Part of this conversation is coming into focus with recent events in my vocational journey – a psych eval, beginning to meet with a therapist, and continuing work on my book on SSA in the Church. It goes further back though. My monastic journey was in the Benedictine tradition. In the Rule of St Benedict, to the traditional monastic vows of poverty, chastity, and obedience is added a fourth: stability. In that journey, I discerned that Canon City, CO, was not where I was going to make that vow, “Make my stability” as the Benedictine line goes. In fact, it was to San Francisco that I made such a vow: here is my spiritual home. When I moved back to SF in 2016, I committed to not leaving, to actually being here (absent some huge and clear sign to the contrary), and to being local, here and now.
At the top of the year in 2019 at a meeting with my Spiritual Director, I spoke of desiring to actually finish things I’d started – to follow through on projects or relationships to the end, good or bad, and to see what happens, finally, when I make promises and keep them. Yes, it’s always today, but one needs roots to have a future. So the only way to keep promises has proven to be in the same place long enough to keep them. The only way to grow healthy relationships is to stay in the same place long enough to have fights. The only way to have an enjoyable job is to stay in the same place long enough to be challenged.
I have mentioned some of the problems that caused me to move. Those problems always seemed to follow me. The relationships that I tried to flee were always the same, somehow. They were recreated with new people – but they were the same. The dead end jobs that I wanted out of were always the same, somehow. I’d find a new company, yes, or work in a new field, but it was the same. It comes to me now but perhaps the problems that caused the relationships and dead-end jobs were internal rather than external. While these internal issues were easily smoothed over in the chaos of a transcontinental migration, after three or four years of stability these problems surfaced again requiring yet another move to escape.
A vow of stability requires dealing with these problems in other ways besides movement. Stability requires a commitment to life, to actually living in a place, with people, relating, taking a stake, even pushing sometimes. It requires happening rather than being happened to. It requires a bit more of what one therapist has called a “sense of being real”. The guy who can kill himself by a yard sale and a job application sent to another state, or enter a dysfunctional (but very fun) relationship in another country via the internet, does not have a sense of being real in the here and now. There’s a reason my fraternity brothers say they can still recognize my bedroom 35 years after college. Stability requires growing up.

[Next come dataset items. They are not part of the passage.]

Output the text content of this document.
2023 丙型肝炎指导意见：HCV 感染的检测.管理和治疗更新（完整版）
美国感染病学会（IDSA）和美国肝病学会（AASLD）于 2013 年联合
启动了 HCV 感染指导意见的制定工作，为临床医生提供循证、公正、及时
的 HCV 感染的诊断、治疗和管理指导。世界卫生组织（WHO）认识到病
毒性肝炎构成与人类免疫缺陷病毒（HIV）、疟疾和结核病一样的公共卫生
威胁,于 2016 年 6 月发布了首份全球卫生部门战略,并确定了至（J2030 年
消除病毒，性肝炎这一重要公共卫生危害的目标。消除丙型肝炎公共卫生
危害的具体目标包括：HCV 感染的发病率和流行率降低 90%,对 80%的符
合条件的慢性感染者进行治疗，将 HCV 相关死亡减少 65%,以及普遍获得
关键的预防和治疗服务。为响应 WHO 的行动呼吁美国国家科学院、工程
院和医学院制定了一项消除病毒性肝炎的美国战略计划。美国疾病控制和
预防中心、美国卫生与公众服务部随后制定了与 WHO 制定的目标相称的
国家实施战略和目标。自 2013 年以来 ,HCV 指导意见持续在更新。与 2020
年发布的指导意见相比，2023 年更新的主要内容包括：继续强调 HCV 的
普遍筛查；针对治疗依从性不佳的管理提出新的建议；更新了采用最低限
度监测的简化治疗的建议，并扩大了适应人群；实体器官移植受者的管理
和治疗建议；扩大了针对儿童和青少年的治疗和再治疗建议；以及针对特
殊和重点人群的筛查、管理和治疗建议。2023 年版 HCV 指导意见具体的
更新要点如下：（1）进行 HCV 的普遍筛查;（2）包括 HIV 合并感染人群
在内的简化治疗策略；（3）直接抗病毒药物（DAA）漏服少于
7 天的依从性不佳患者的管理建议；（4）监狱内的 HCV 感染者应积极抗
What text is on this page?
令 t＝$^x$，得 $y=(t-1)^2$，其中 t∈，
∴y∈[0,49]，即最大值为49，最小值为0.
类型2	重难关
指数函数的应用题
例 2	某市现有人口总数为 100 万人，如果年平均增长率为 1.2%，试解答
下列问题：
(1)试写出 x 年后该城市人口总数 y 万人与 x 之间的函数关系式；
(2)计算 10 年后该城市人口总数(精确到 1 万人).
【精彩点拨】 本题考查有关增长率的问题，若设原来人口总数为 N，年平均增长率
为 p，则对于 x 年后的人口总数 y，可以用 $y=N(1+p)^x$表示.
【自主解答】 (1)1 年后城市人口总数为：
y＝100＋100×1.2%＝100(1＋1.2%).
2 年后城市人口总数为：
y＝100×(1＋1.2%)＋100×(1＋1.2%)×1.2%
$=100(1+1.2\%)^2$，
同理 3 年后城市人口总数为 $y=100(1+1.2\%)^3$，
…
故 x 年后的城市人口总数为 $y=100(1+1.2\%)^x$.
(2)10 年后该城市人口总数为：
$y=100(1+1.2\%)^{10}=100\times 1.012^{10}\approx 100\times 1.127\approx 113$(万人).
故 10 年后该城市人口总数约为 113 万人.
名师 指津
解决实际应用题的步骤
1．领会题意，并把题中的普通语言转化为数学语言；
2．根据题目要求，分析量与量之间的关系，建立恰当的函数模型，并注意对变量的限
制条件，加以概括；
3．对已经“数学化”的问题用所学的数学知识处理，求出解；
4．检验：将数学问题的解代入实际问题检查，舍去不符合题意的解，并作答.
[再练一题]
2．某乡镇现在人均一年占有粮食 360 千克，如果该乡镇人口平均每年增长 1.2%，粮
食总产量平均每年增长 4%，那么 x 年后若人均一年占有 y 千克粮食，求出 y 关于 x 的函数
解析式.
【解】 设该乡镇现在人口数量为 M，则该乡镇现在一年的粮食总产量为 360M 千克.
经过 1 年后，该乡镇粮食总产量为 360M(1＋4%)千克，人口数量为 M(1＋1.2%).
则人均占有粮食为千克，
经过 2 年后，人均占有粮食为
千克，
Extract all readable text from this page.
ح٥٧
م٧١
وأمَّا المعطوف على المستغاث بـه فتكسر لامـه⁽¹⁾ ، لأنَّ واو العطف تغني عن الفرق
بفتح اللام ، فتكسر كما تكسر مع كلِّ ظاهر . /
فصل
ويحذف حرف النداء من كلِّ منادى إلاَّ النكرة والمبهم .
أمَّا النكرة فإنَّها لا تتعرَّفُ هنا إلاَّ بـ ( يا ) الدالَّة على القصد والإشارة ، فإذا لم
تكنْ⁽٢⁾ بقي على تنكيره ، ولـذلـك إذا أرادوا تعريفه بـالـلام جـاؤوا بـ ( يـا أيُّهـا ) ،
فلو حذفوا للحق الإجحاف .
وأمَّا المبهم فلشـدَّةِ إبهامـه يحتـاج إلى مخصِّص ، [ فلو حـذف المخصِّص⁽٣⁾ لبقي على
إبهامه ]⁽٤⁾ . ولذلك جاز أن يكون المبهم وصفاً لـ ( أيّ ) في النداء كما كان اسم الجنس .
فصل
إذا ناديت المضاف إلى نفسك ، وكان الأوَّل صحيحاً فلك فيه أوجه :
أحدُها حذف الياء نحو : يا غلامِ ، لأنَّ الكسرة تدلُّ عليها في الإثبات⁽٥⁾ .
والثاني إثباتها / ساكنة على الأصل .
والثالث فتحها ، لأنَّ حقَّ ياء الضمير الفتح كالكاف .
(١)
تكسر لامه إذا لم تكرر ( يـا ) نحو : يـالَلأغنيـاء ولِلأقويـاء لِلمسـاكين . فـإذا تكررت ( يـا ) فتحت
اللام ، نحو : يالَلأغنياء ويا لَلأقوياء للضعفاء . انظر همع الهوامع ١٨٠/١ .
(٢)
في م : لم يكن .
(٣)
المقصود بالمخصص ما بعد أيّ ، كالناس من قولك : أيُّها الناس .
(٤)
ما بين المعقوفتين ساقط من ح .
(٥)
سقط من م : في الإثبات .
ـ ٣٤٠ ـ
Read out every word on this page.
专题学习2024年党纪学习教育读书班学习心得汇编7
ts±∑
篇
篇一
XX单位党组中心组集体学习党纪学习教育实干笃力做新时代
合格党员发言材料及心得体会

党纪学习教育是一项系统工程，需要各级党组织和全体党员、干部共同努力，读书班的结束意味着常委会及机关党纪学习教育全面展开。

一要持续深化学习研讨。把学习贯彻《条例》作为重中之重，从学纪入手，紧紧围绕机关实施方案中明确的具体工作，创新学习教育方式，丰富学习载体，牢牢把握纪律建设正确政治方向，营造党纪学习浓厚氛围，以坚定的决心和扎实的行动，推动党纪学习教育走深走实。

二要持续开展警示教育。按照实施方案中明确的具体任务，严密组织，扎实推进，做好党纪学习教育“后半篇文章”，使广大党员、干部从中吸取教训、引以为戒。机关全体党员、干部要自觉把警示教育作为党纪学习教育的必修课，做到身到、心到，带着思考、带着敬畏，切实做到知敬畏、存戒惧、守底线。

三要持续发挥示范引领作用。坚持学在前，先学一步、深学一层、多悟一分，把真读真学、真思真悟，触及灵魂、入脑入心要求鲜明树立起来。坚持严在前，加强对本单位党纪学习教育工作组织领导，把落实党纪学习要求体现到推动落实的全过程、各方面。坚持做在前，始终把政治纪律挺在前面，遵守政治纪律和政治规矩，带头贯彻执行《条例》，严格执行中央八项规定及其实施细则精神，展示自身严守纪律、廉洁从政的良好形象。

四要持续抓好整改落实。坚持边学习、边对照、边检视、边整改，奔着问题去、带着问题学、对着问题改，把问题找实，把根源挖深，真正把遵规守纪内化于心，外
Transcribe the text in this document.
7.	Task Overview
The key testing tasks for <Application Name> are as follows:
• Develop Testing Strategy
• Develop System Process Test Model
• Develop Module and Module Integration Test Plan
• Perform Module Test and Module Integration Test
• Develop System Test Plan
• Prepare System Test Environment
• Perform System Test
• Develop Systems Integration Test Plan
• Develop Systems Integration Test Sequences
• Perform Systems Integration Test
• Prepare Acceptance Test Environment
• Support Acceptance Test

Lockdown, therefore, seems to be the spiritual continuation of this process of stability. Diagnostically I think it’s possible my mild depression might be only the sudden onset of normalcy and stability. This is only the fever resulting from a low-grade infection that my mental and spiritual immune system is finally dealing with after decades of running away. Rather than depression, this might just be life: adulting as the cool kids call it. At least in my current Incarnation I have finally decided to grow up.